I bambini non sono più la fascia debole, ma una forza sovrumana li avvolge e sono travolti da una rabbia incontenibile che deve comunque trovare una valvola di sfogo a discapito degli inconsapevoli adulti che diverranno giocoforza delle vittime… Questo fenomeno avviene da un momento all’altro scatenando il caos in scala mondiale però l’autrice sceglie di focalizzarsi sulle disavventure dei “Diti”: un gruppo di ragazzini – anime sperdute che il destino ha fatto sì che s’incontrassero – che si contano appunto sulle dita di una mano, e di cui Vera rappresenta il palmo, che avendo perso le loro famiglie ne hanno creata una, in maniera spontanea come solo la freschezza della loro giovane età può fare, nel tentativo di recuperare una parvenza di quotidianità.
L’intero romanzo è impostato su una intelaiatura stilistica che procede per capitoli brevi in chiave episodica e POV alternati mantenendo un narratore onnisciente al fine di renderne più immediata la lettura.
Il libro, ciò è lampante fin da subito, si rivolge prevalentemente a un target abbastanza giovane ma non per questo infantile, infatti, anche un lettore più adulto può comunque godersi questa lettura.
È una storia che ha comunque una sua profondità che va oltre la scorrevolezza del testo e il grottesco evolversi degli avvenimenti, non dimentichiamoci che gli adulti muoiono per mano dei bambini (da una fascia di età di 4-5 anni ai 15 circa) e che questi ultimi si ritrovano in precarie condizioni a lottare nel vero senso della parola per la propria sopravvivenza.
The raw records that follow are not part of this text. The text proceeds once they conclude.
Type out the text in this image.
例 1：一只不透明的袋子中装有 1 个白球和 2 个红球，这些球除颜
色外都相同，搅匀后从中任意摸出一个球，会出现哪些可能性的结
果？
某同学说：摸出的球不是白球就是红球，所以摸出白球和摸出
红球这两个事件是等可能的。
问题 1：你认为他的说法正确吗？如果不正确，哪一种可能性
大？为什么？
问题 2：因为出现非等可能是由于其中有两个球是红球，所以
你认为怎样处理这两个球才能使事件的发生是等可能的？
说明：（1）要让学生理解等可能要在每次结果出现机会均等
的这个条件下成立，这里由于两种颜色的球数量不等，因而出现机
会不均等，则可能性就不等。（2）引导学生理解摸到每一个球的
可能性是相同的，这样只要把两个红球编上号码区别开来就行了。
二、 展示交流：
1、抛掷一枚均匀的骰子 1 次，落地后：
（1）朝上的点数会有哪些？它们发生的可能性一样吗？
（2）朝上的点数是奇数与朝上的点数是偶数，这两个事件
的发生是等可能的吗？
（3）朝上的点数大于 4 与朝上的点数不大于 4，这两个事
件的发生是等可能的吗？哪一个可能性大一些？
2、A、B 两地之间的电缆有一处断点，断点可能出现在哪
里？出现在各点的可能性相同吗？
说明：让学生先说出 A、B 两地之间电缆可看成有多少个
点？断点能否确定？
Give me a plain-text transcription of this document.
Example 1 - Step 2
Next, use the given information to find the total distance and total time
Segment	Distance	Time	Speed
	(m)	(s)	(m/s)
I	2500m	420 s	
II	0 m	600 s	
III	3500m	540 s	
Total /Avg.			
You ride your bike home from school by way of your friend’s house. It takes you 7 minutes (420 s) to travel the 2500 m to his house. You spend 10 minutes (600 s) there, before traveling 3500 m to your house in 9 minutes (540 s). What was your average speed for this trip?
Alcuni addirittura, fregandosene del mondo in rovina intorno a loro, tirano avanti grazie alla cosiddetta legge del più forte perché ora sono speciali talvolta spietati, ma certamente intoccabili.
Potremmo definire “Nati nuovi” una distopia dalle blande allusioni al “Signore delle Mosche” di Golding. Le leggi che governano i fenomeni della vita sono cambiate talmente nel profondo da intaccare i geni di questi “bambini-adulti” costringendoli a crescere più in fretta del dovuto e a fare affidamento solo sulle proprie forze. Il sottotitolo specifica che si tratta dell’apocalisse dei ragazzini perché oltre a un mondo in collisione dovranno fronteggiare le paturnie di un’età difficile e insidiosa qual è la pubertà. L’amicizia avrà un ruolo fondamentale e verrà esplorata nelle sue mille sfaccettature: sincera, di convenienza, un po’ ruffiana, quella che sotto sotto nasconde un sentimento ancora più grande. I personaggi sono ben caratterizzati, quasi a sfatare il mito dell’ingenuità e innocenza insite nei bambini. C’è paura, angosce che nascono dal profondo, responsabilizzazione, uno sfuggente senso di distinzione tra ciò che è Bene e ciò che è male.
La prosa dell’autrice ha un piglio agile e spicca per una scrittura ruvida condita da humour nero, e un miscuglio di vernacolo romanesco, slang con anglicismi e italiano con la quale va a smorzare sia la tensione sia i dettagli più truculenti ma il tutto resta comunque comprensibile.
Ho apprezzato la lettura per il connubio perfetto tra pulp, distopia e parentesi quasi comiche; gli unici difetti – se così possiamo chiamarli – che mi hanno fatto storcere un po’ il naso li ho trovati nella mancanza di uno sviluppo più dettagliato di alcuni elementi inseriti nel contesto apocalittico e nel finale irrisolto. Non sembra un vero finale, la spiegazione che mi sono data è che forse l’autrice ha voluto lasciarsi uno spiraglio per un eventuale sequel, tuttavia non mi fanno impazzire gli epiloghi aperti.
In conclusione Domitilla Pirro con questa sua fatica letteraria non si erge in una posizione giudicante, ci racconta una storia e sta a noi interpretarla al meglio.